Spiegel
December 2, 2011
The euro is teetering, neighboring countries are complaining about pressure from Berlin, and the German chancellor is rushing from one crisis summit to another. Typically more anxious, the Germans appear to be strangely unperturbed amid the furor. What is the root of this new serenity?
The moment of truth is drawing near. Next week the chancellor is travelling to Brussels for yet another crisis summit. Together with the other European heads of government, Angela Merkel wants to finally rescue the euro. She must rescue it.
Everything is at stake. The final game for the euro and for Europe is in full swing. Every day that the debt crisis continues to come to a head, fear is growing that all efforts will be for naught, and that the breakup of the euro is unpreventable. The fear is growing in the financial markets, in the halls of power in Paris, Rome and Madrid, and in Berlin's chancellery.
But among Germans, the fear appears not to be growing.

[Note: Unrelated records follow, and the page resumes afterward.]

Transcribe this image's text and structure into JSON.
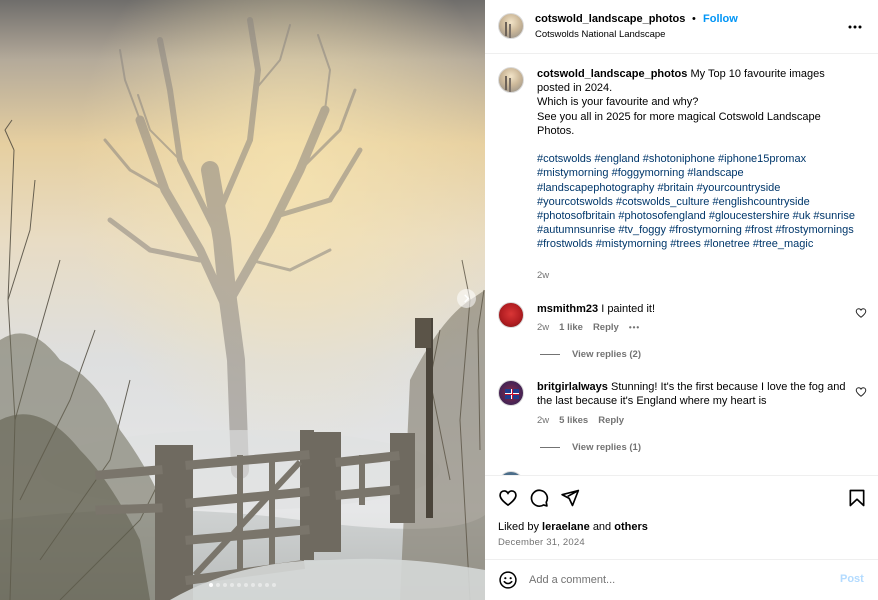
{
  "post": {
    "username": "cotswold_landscape_photos",
    "separator": "•",
    "follow_label": "Follow",
    "location": "Cotswolds National Landscape",
    "more_icon": "more-horizontal-icon"
  },
  "caption": {
    "username": "cotswold_landscape_photos",
    "line1": "My Top 10 favourite images posted in 2024.",
    "line2": "Which is your favourite and why?",
    "line3": "See you all in 2025 for more magical Cotswold Landscape Photos.",
    "hashtags": "#cotswolds #england #shotoniphone #iphone15promax #mistymorning #foggymorning #landscape #landscapephotography #britain #yourcountryside #yourcotswolds #cotswolds_culture #englishcountryside #photosofbritain #photosofengland #gloucestershire #uk #sunrise #autumnsunrise #tv_foggy #frostymorning #frost #frostymornings #frostwolds #mistymorning #trees #lonetree #tree_magic",
    "time": "2w"
  },
  "comments": [
    {
      "username": "msmithm23",
      "text": "I painted it!",
      "time": "2w",
      "likes": "1 like",
      "reply_label": "Reply",
      "more": "•••",
      "view_replies": "View replies (2)"
    },
    {
      "username": "britgirlalways",
      "text": "Stunning! It's the first because I love the fog and the last because it's England where my heart is",
      "time": "2w",
      "likes": "5 likes",
      "reply_label": "Reply",
      "view_replies": "View replies (1)"
    }
  ],
  "actions": {
    "liked_by_prefix": "Liked by",
    "liked_by_user": "leraelane",
    "liked_by_and": "and",
    "liked_by_others": "others",
    "date": "December 31, 2024"
  },
  "add_comment": {
    "placeholder": "Add a comment...",
    "post_label": "Post"
  },
  "carousel": {
    "total_slides": 10,
    "active_slide": 1
  },
  "colors": {
    "accent": "#0095f6",
    "hashtag": "#00376b",
    "muted": "#737373",
    "post_disabled": "#b3dbff"
  }
}
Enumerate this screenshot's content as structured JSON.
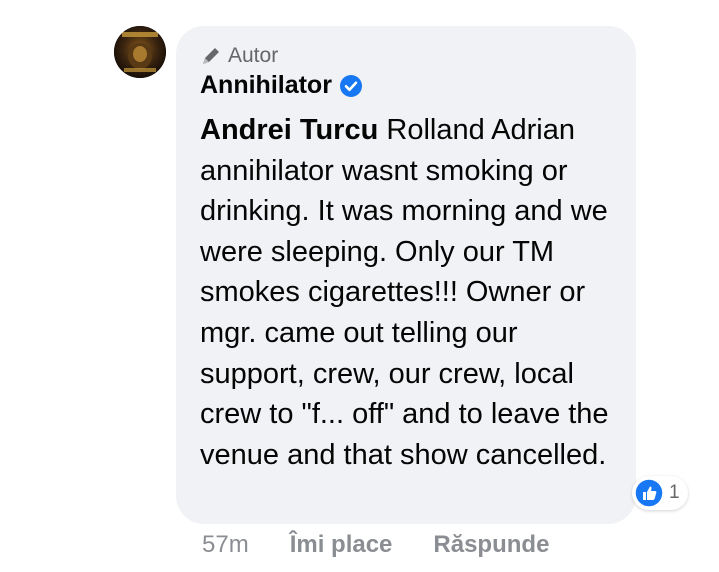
{
  "comment": {
    "author_badge": "Autor",
    "page_name": "Annihilator",
    "mention": "Andrei Turcu",
    "text": " Rolland Adrian annihilator wasnt smoking or drinking. It was morning and we were sleeping. Only our TM smokes cigarettes!!! Owner or mgr. came out telling our support, crew, our crew, local crew to \"f... off\" and to leave the venue and that show cancelled.",
    "reaction_count": "1",
    "timestamp": "57m",
    "like_label": "Îmi place",
    "reply_label": "Răspunde"
  },
  "colors": {
    "bubble_bg": "#f0f2f5",
    "secondary_text": "#65676b",
    "action_text": "#8a8d91",
    "verified_blue": "#1877f2",
    "like_blue": "#1877f2"
  },
  "icons": {
    "badge": "pencil-icon",
    "verified": "verified-badge-icon",
    "reaction": "like-icon"
  }
}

There is, of course, the German angst, of which the Anglo-Saxons and the Americans like to talk about. It is so legendary that it is almost proverbial. Haven't the Germans always reacted despondently or even hysterically as soon as there is a threat of potential disaster? In this part of the world, the worries over climate change are especially pronounced; we get stirred up by health concerns like E.coli outbreaks and the swine flu; and we abandon nuclear energy immediately after in far away Japan a tsunami leads to a nuclear catastrophe. Should all Germans be in a panic because the euro could soon be history?
They aren't, at least noticeably. Those walking through the Christmas markets and shopping malls this season will notice little worry or fear. Families and friends ask sKeptically what will happen to their money, but in the next sentence talk about what their Christmas wishes are. And according to a poll conducted by the network ARD, a majority (55 percent) say they are not personally affected by the crisis. A vague uneasiness seems to stand opposite an unshakable tranquillity.
Has the German angst slowly evolved into a German lässigkeit, or nonchalance, as Roger Cohen, the long-time correspondent of the New York Times, attests regarding the financial crisis?